Фролов притворно свирепел и кричал:
-- Опять богатеть будут! Опять батраков и кухарок заведут?! А власть на что пролетарская! Да мы тогда введем такую дисциплину и наказания, что всем чертям станет тошно. Как кто чуть голову высунет вверх, а мы его -- чик и подрежем под ранжир! Ты что, хочешь белоручкой, буржуем, не хочешь сам за собой горшок выносить, не хочет твоя баба полы мыть и чистоту поддерживать?! Да мы такие налоги на все буржуйское введем, такими штрафами угощать станем, небось, у нас не забалуешь! Мы каждому свое место укажем и заставим по нашей дудке плясать! А то опять? Что значит какой-нибудь черт иваныч перед нашей властью пролетарской? Мы всех своих врагов в порошек сотрем и всем кишки выпустим!
-- А ты погоди про кишки-то, -- также с шутливым задором говорил Тихомиров, -- еще ваши вперед казаки на пики намотают. Пока что еще у нас власть государственная есть, она и о социал-демократах позаботится, чтобы и их без места не оставить в Сибири.

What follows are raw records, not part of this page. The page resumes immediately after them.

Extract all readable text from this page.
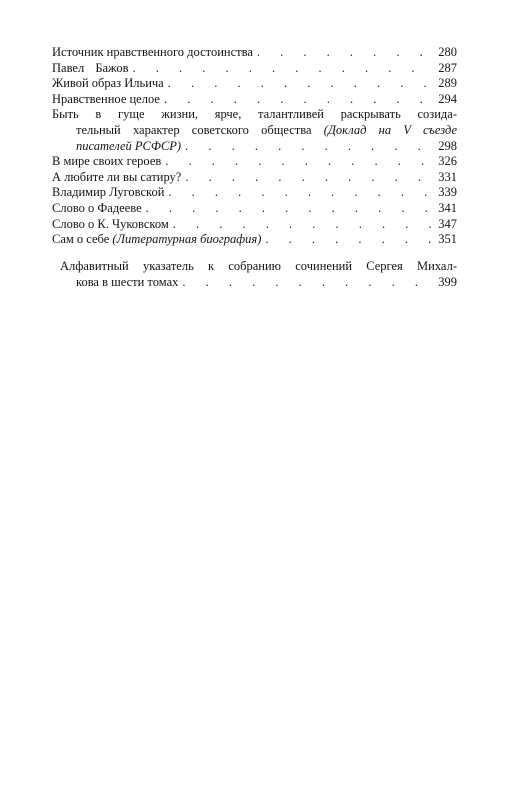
Источник нравственного достоинства . . .	280
Павел Бажов . . .	287
Живой образ Ильича . . .	289
Нравственное целое . . .	294
Быть в гуще жизни, ярче, талантливей раскрывать созида-
тельный характер советского общества (Доклад на V съезде
писателей РСФСР) . . .	298
В мире своих героев . . .	326
А любите ли вы сатиру? . . .	331
Владимир Луговской . . .	339
Слово о Фадееве . . .	341
Слово о К. Чуковском . . .	347
Сам о себе (Литературная биография) . . .	351
Алфавитный указатель к собранию сочинений Сергея Михал-
кова в шести томах . . .	399
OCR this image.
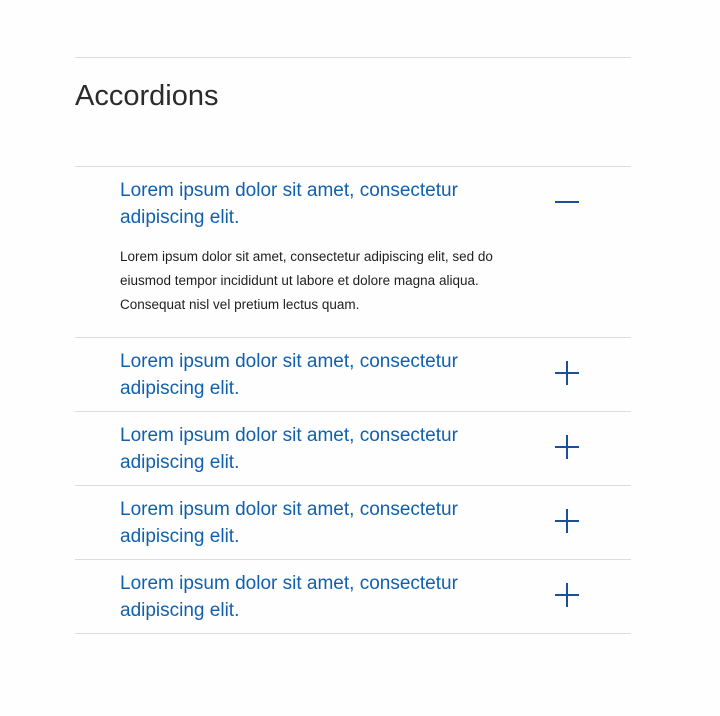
Accordions
Lorem ipsum dolor sit amet, consectetur adipiscing elit.
Lorem ipsum dolor sit amet, consectetur adipiscing elit, sed do eiusmod tempor incididunt ut labore et dolore magna aliqua. Consequat nisl vel pretium lectus quam.
Lorem ipsum dolor sit amet, consectetur adipiscing elit.
Lorem ipsum dolor sit amet, consectetur adipiscing elit.
Lorem ipsum dolor sit amet, consectetur adipiscing elit.
Lorem ipsum dolor sit amet, consectetur adipiscing elit.
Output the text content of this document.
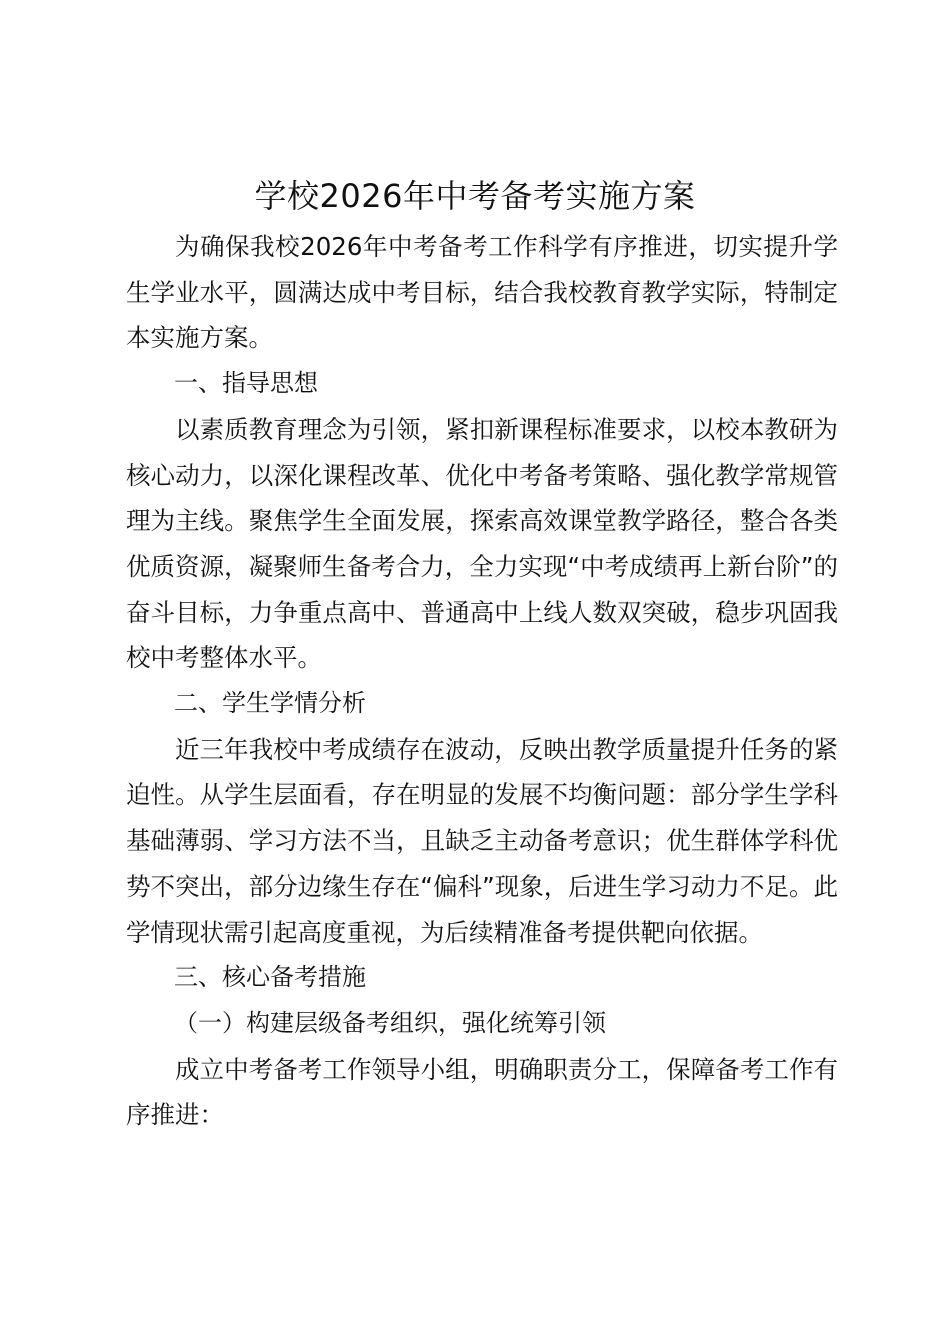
学校2026年中考备考实施方案

为确保我校2026年中考备考工作科学有序推进，切实提升学生学业水平，圆满达成中考目标，结合我校教育教学实际，特制定本实施方案。

一、指导思想

以素质教育理念为引领，紧扣新课程标准要求，以校本教研为核心动力，以深化课程改革、优化中考备考策略、强化教学常规管理为主线。聚焦学生全面发展，探索高效课堂教学路径，整合各类优质资源，凝聚师生备考合力，全力实现“中考成绩再上新台阶”的奋斗目标，力争重点高中、普通高中上线人数双突破，稳步巩固我校中考整体水平。

二、学生学情分析

近三年我校中考成绩存在波动，反映出教学质量提升任务的紧迫性。从学生层面看，存在明显的发展不均衡问题：部分学生学科基础薄弱、学习方法不当，且缺乏主动备考意识；优生群体学科优势不突出，部分边缘生存在“偏科”现象，后进生学习动力不足。此学情现状需引起高度重视，为后续精准备考提供靶向依据。

三、核心备考措施

（一）构建层级备考组织，强化统筹引领

成立中考备考工作领导小组，明确职责分工，保障备考工作有序推进：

-- Нет, дворянин русский, ваша песня спета, дворяне 300 лет жили и до черта всем надоели и состарились, теперь мы попробуем. Вы бы еще поцарствовали, да война вас погубила, ваш царь с ней в лужу сел и запутался. Мы теперь вас одним щелчком к черту отбросим, дай вот война кончится, -- говорил Фролов, -- под вашим царем и престол-то сгнил, ну где же ему удержаться?
265
Тихомиров смирился и не возражал.
-- Мне что, -- говорил он, -- мне все равно сидеть в канцелярии и бумаги писать. Будет ваша власть -- к вам пойду в канцелярию. Без канцелярии и вы не обойдетесь. А вот как они на вашу власть посмотрят? -- указывал он на меня.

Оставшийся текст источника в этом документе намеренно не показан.